Search Pattern for Mutable Sets

The default implementation of mutableSetValueForKey:, given a key parameter as input, returns a mutable proxy set for an array property named key inside the object receiving the accessor call, using the following procedure:

  1. Search for methods with names like add<Key>Object: and remove<Key>Object: (corresponding to the NSMutableSet primitive methods addObject: and removeObject: respectively) and also add<Key>: and remove<Key>: (corresponding to NSMutableSet methods unionSet: and minusSet:). If at least one addition method and at least one removal method are found, return a proxy object that sends some combination of add<Key>Object:, remove<Key>Object:, add<Key>:, and remove<Key>: messages to the original receiver of mutableSetValueForKey: for each NSMutableSet message it receives.

    The proxy object also makes use of the methods with a name like intersect<Key>: or set<Key>: for best performance, if they are available.

  2. If the receiver of the mutableSetValueForKey: call is a managed object, the search pattern does not continue as it would for non-managed objects. See Managed Object Accessor Methods in Core Data Programming Guide for more information.

  3. If the mutable set methods are not found, and if the object is not a managed object, search for an accessor method with a name like set<Key>:. If such a method is found, the returned proxy object sends a set<Key>: message to the original receiver of mutableSetValueForKey: for each NSMutableSet message it receives.

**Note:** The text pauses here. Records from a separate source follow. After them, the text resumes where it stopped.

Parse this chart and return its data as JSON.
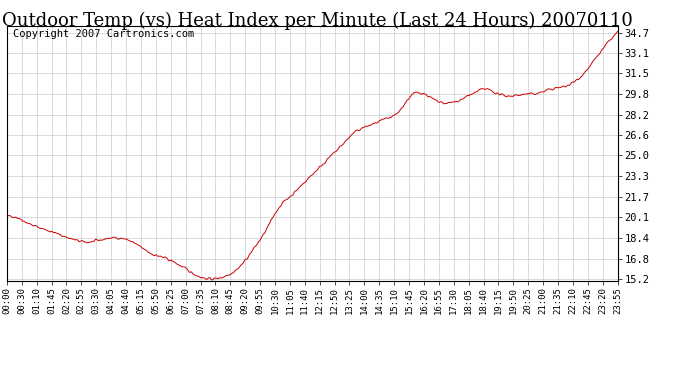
{
  "title": "Outdoor Temp (vs) Heat Index per Minute (Last 24 Hours) 20070110",
  "copyright_text": "Copyright 2007 Cartronics.com",
  "line_color": "#cc0000",
  "background_color": "#ffffff",
  "plot_bg_color": "#ffffff",
  "grid_color": "#cccccc",
  "title_fontsize": 13,
  "copyright_fontsize": 7.5,
  "ytick_labels": [
    "15.2",
    "16.8",
    "18.4",
    "20.1",
    "21.7",
    "23.3",
    "25.0",
    "26.6",
    "28.2",
    "29.8",
    "31.5",
    "33.1",
    "34.7"
  ],
  "ytick_values": [
    15.2,
    16.8,
    18.4,
    20.1,
    21.7,
    23.3,
    25.0,
    26.6,
    28.2,
    29.8,
    31.5,
    33.1,
    34.7
  ],
  "xtick_labels": [
    "00:00",
    "00:30",
    "01:10",
    "01:45",
    "02:20",
    "02:55",
    "03:30",
    "04:05",
    "04:40",
    "05:15",
    "05:50",
    "06:25",
    "07:00",
    "07:35",
    "08:10",
    "08:45",
    "09:20",
    "09:55",
    "10:30",
    "11:05",
    "11:40",
    "12:15",
    "12:50",
    "13:25",
    "14:00",
    "14:35",
    "15:10",
    "15:45",
    "16:20",
    "16:55",
    "17:30",
    "18:05",
    "18:40",
    "19:15",
    "19:50",
    "20:25",
    "21:00",
    "21:35",
    "22:10",
    "22:45",
    "23:20",
    "23:55"
  ],
  "ylim": [
    15.0,
    35.2
  ],
  "xlim": [
    0,
    1439
  ],
  "num_points": 1440,
  "control_x": [
    0,
    20,
    50,
    90,
    140,
    190,
    240,
    290,
    340,
    375,
    400,
    420,
    440,
    460,
    490,
    520,
    550,
    580,
    610,
    640,
    670,
    700,
    730,
    760,
    790,
    820,
    860,
    890,
    920,
    950,
    980,
    1010,
    1040,
    1070,
    1100,
    1130,
    1160,
    1190,
    1220,
    1250,
    1280,
    1320,
    1360,
    1400,
    1439
  ],
  "control_y": [
    20.1,
    20.1,
    19.6,
    19.1,
    18.5,
    18.1,
    18.4,
    18.2,
    17.2,
    16.8,
    16.4,
    16.0,
    15.6,
    15.3,
    15.2,
    15.5,
    16.2,
    17.5,
    19.0,
    20.8,
    21.8,
    22.8,
    23.8,
    24.8,
    25.8,
    26.8,
    27.4,
    27.8,
    28.3,
    29.6,
    29.9,
    29.3,
    29.1,
    29.4,
    29.9,
    30.2,
    29.8,
    29.7,
    29.8,
    29.9,
    30.2,
    30.5,
    31.5,
    33.2,
    34.7
  ]
}
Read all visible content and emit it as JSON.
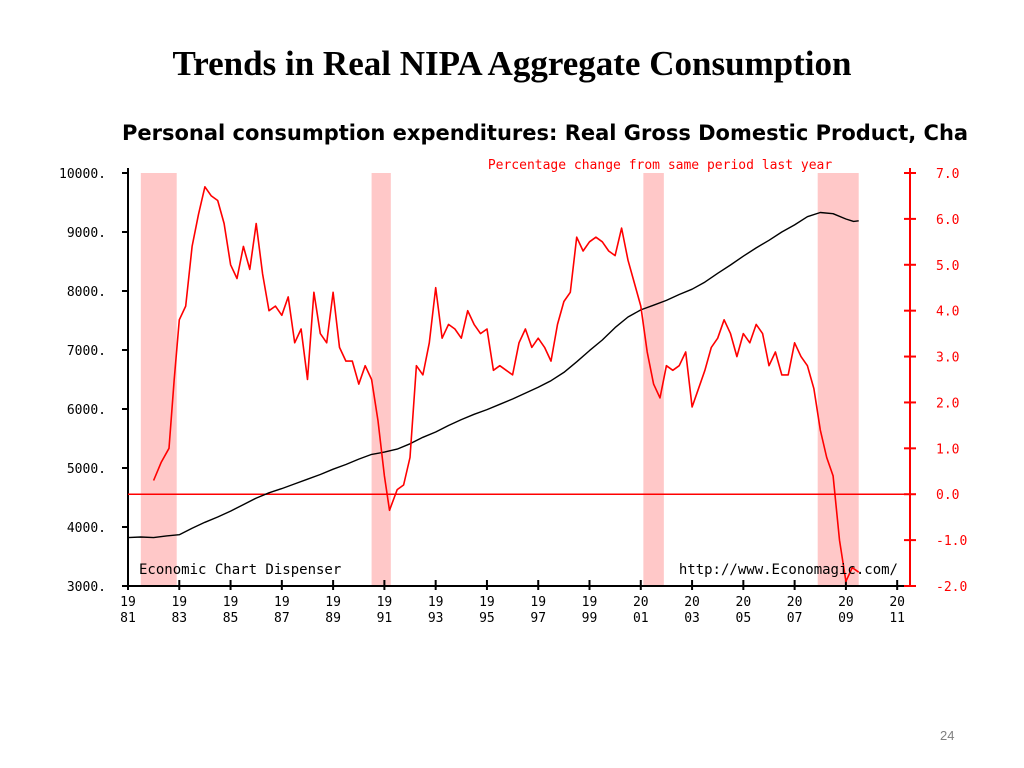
{
  "slide": {
    "title": "Trends in Real NIPA Aggregate Consumption",
    "page_number": "24"
  },
  "chart_data": {
    "type": "line",
    "title": "Personal consumption expenditures: Real Gross Domestic Product, Cha",
    "subtitle": "Percentage change from same period last year",
    "footer_left": "Economic Chart Dispenser",
    "footer_right": "http://www.Economagic.com/",
    "grid": false,
    "colors": {
      "level_series": "#000000",
      "pct_series": "#ff0000",
      "recession_band": "#ffc8c8",
      "axis_right": "#ff0000",
      "axis_left": "#000000"
    },
    "x_axis": {
      "range": [
        1981,
        2011.5
      ],
      "tick_years": [
        1981,
        1983,
        1985,
        1987,
        1989,
        1991,
        1993,
        1995,
        1997,
        1999,
        2001,
        2003,
        2005,
        2007,
        2009,
        2011
      ],
      "tick_labels": [
        [
          "19",
          "81"
        ],
        [
          "19",
          "83"
        ],
        [
          "19",
          "85"
        ],
        [
          "19",
          "87"
        ],
        [
          "19",
          "89"
        ],
        [
          "19",
          "91"
        ],
        [
          "19",
          "93"
        ],
        [
          "19",
          "95"
        ],
        [
          "19",
          "97"
        ],
        [
          "19",
          "99"
        ],
        [
          "20",
          "01"
        ],
        [
          "20",
          "03"
        ],
        [
          "20",
          "05"
        ],
        [
          "20",
          "07"
        ],
        [
          "20",
          "09"
        ],
        [
          "20",
          "11"
        ]
      ]
    },
    "y_left": {
      "ylim": [
        3000,
        10000
      ],
      "ticks": [
        3000,
        4000,
        5000,
        6000,
        7000,
        8000,
        9000,
        10000
      ],
      "tick_labels": [
        "3000.",
        "4000.",
        "5000.",
        "6000.",
        "7000.",
        "8000.",
        "9000.",
        "10000."
      ]
    },
    "y_right": {
      "ylim": [
        -2,
        7
      ],
      "ticks": [
        -2,
        -1,
        0,
        1,
        2,
        3,
        4,
        5,
        6,
        7
      ],
      "tick_labels": [
        "-2.0",
        "-1.0",
        "0.0",
        "1.0",
        "2.0",
        "3.0",
        "4.0",
        "5.0",
        "6.0",
        "7.0"
      ],
      "zero_line": 0
    },
    "recessions": [
      [
        1981.5,
        1982.9
      ],
      [
        1990.5,
        1991.25
      ],
      [
        2001.1,
        2001.9
      ],
      [
        2007.9,
        2009.5
      ]
    ],
    "series": [
      {
        "axis": "left",
        "color": "#000000",
        "points": [
          [
            1981.0,
            3820
          ],
          [
            1981.5,
            3830
          ],
          [
            1982.0,
            3820
          ],
          [
            1982.5,
            3850
          ],
          [
            1983.0,
            3870
          ],
          [
            1983.5,
            3980
          ],
          [
            1984.0,
            4080
          ],
          [
            1984.5,
            4170
          ],
          [
            1985.0,
            4270
          ],
          [
            1985.5,
            4380
          ],
          [
            1986.0,
            4490
          ],
          [
            1986.5,
            4580
          ],
          [
            1987.0,
            4650
          ],
          [
            1987.5,
            4730
          ],
          [
            1988.0,
            4810
          ],
          [
            1988.5,
            4890
          ],
          [
            1989.0,
            4980
          ],
          [
            1989.5,
            5060
          ],
          [
            1990.0,
            5150
          ],
          [
            1990.5,
            5230
          ],
          [
            1991.0,
            5270
          ],
          [
            1991.5,
            5320
          ],
          [
            1992.0,
            5410
          ],
          [
            1992.5,
            5520
          ],
          [
            1993.0,
            5610
          ],
          [
            1993.5,
            5720
          ],
          [
            1994.0,
            5820
          ],
          [
            1994.5,
            5910
          ],
          [
            1995.0,
            5990
          ],
          [
            1995.5,
            6080
          ],
          [
            1996.0,
            6170
          ],
          [
            1996.5,
            6270
          ],
          [
            1997.0,
            6370
          ],
          [
            1997.5,
            6480
          ],
          [
            1998.0,
            6620
          ],
          [
            1998.5,
            6800
          ],
          [
            1999.0,
            6990
          ],
          [
            1999.5,
            7170
          ],
          [
            2000.0,
            7380
          ],
          [
            2000.5,
            7560
          ],
          [
            2001.0,
            7680
          ],
          [
            2001.5,
            7760
          ],
          [
            2002.0,
            7840
          ],
          [
            2002.5,
            7940
          ],
          [
            2003.0,
            8030
          ],
          [
            2003.5,
            8150
          ],
          [
            2004.0,
            8300
          ],
          [
            2004.5,
            8440
          ],
          [
            2005.0,
            8590
          ],
          [
            2005.5,
            8730
          ],
          [
            2006.0,
            8860
          ],
          [
            2006.5,
            9000
          ],
          [
            2007.0,
            9120
          ],
          [
            2007.5,
            9260
          ],
          [
            2008.0,
            9330
          ],
          [
            2008.5,
            9310
          ],
          [
            2009.0,
            9220
          ],
          [
            2009.3,
            9180
          ],
          [
            2009.5,
            9190
          ]
        ]
      },
      {
        "axis": "right",
        "color": "#ff0000",
        "points": [
          [
            1982.0,
            0.3
          ],
          [
            1982.3,
            0.7
          ],
          [
            1982.6,
            1.0
          ],
          [
            1982.8,
            2.5
          ],
          [
            1983.0,
            3.8
          ],
          [
            1983.25,
            4.1
          ],
          [
            1983.5,
            5.4
          ],
          [
            1983.75,
            6.1
          ],
          [
            1984.0,
            6.7
          ],
          [
            1984.25,
            6.5
          ],
          [
            1984.5,
            6.4
          ],
          [
            1984.75,
            5.9
          ],
          [
            1985.0,
            5.0
          ],
          [
            1985.25,
            4.7
          ],
          [
            1985.5,
            5.4
          ],
          [
            1985.75,
            4.9
          ],
          [
            1986.0,
            5.9
          ],
          [
            1986.25,
            4.8
          ],
          [
            1986.5,
            4.0
          ],
          [
            1986.75,
            4.1
          ],
          [
            1987.0,
            3.9
          ],
          [
            1987.25,
            4.3
          ],
          [
            1987.5,
            3.3
          ],
          [
            1987.75,
            3.6
          ],
          [
            1988.0,
            2.5
          ],
          [
            1988.25,
            4.4
          ],
          [
            1988.5,
            3.5
          ],
          [
            1988.75,
            3.3
          ],
          [
            1989.0,
            4.4
          ],
          [
            1989.25,
            3.2
          ],
          [
            1989.5,
            2.9
          ],
          [
            1989.75,
            2.9
          ],
          [
            1990.0,
            2.4
          ],
          [
            1990.25,
            2.8
          ],
          [
            1990.5,
            2.5
          ],
          [
            1990.75,
            1.6
          ],
          [
            1991.0,
            0.4
          ],
          [
            1991.2,
            -0.35
          ],
          [
            1991.5,
            0.1
          ],
          [
            1991.75,
            0.2
          ],
          [
            1992.0,
            0.8
          ],
          [
            1992.25,
            2.8
          ],
          [
            1992.5,
            2.6
          ],
          [
            1992.75,
            3.3
          ],
          [
            1993.0,
            4.5
          ],
          [
            1993.25,
            3.4
          ],
          [
            1993.5,
            3.7
          ],
          [
            1993.75,
            3.6
          ],
          [
            1994.0,
            3.4
          ],
          [
            1994.25,
            4.0
          ],
          [
            1994.5,
            3.7
          ],
          [
            1994.75,
            3.5
          ],
          [
            1995.0,
            3.6
          ],
          [
            1995.25,
            2.7
          ],
          [
            1995.5,
            2.8
          ],
          [
            1995.75,
            2.7
          ],
          [
            1996.0,
            2.6
          ],
          [
            1996.25,
            3.3
          ],
          [
            1996.5,
            3.6
          ],
          [
            1996.75,
            3.2
          ],
          [
            1997.0,
            3.4
          ],
          [
            1997.25,
            3.2
          ],
          [
            1997.5,
            2.9
          ],
          [
            1997.75,
            3.7
          ],
          [
            1998.0,
            4.2
          ],
          [
            1998.25,
            4.4
          ],
          [
            1998.5,
            5.6
          ],
          [
            1998.75,
            5.3
          ],
          [
            1999.0,
            5.5
          ],
          [
            1999.25,
            5.6
          ],
          [
            1999.5,
            5.5
          ],
          [
            1999.75,
            5.3
          ],
          [
            2000.0,
            5.2
          ],
          [
            2000.25,
            5.8
          ],
          [
            2000.5,
            5.1
          ],
          [
            2000.75,
            4.6
          ],
          [
            2001.0,
            4.1
          ],
          [
            2001.25,
            3.1
          ],
          [
            2001.5,
            2.4
          ],
          [
            2001.75,
            2.1
          ],
          [
            2002.0,
            2.8
          ],
          [
            2002.25,
            2.7
          ],
          [
            2002.5,
            2.8
          ],
          [
            2002.75,
            3.1
          ],
          [
            2003.0,
            1.9
          ],
          [
            2003.25,
            2.3
          ],
          [
            2003.5,
            2.7
          ],
          [
            2003.75,
            3.2
          ],
          [
            2004.0,
            3.4
          ],
          [
            2004.25,
            3.8
          ],
          [
            2004.5,
            3.5
          ],
          [
            2004.75,
            3.0
          ],
          [
            2005.0,
            3.5
          ],
          [
            2005.25,
            3.3
          ],
          [
            2005.5,
            3.7
          ],
          [
            2005.75,
            3.5
          ],
          [
            2006.0,
            2.8
          ],
          [
            2006.25,
            3.1
          ],
          [
            2006.5,
            2.6
          ],
          [
            2006.75,
            2.6
          ],
          [
            2007.0,
            3.3
          ],
          [
            2007.25,
            3.0
          ],
          [
            2007.5,
            2.8
          ],
          [
            2007.75,
            2.3
          ],
          [
            2008.0,
            1.4
          ],
          [
            2008.25,
            0.8
          ],
          [
            2008.5,
            0.4
          ],
          [
            2008.75,
            -1.0
          ],
          [
            2009.0,
            -1.9
          ],
          [
            2009.25,
            -1.6
          ],
          [
            2009.5,
            -1.7
          ]
        ]
      }
    ]
  }
}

  4. If the mutable set methods and the accessor method are not found, and if the accessInstanceVariablesDirectly class method returns YEStrue, search for an instance variable with a name like _<key> or <key>, in that order. If such an instance variable is found, the proxy object forwards each NSMutableSet message it receives to the instance variable's value, which is typically an instance of NSMutableSet or one of its subclasses.

  5. If all else fails, the returned proxy object responds to any NSMutableSet message it receives by sending a setValue:forUndefinedKey: message to the original receiver of mutableSetValueForKey:.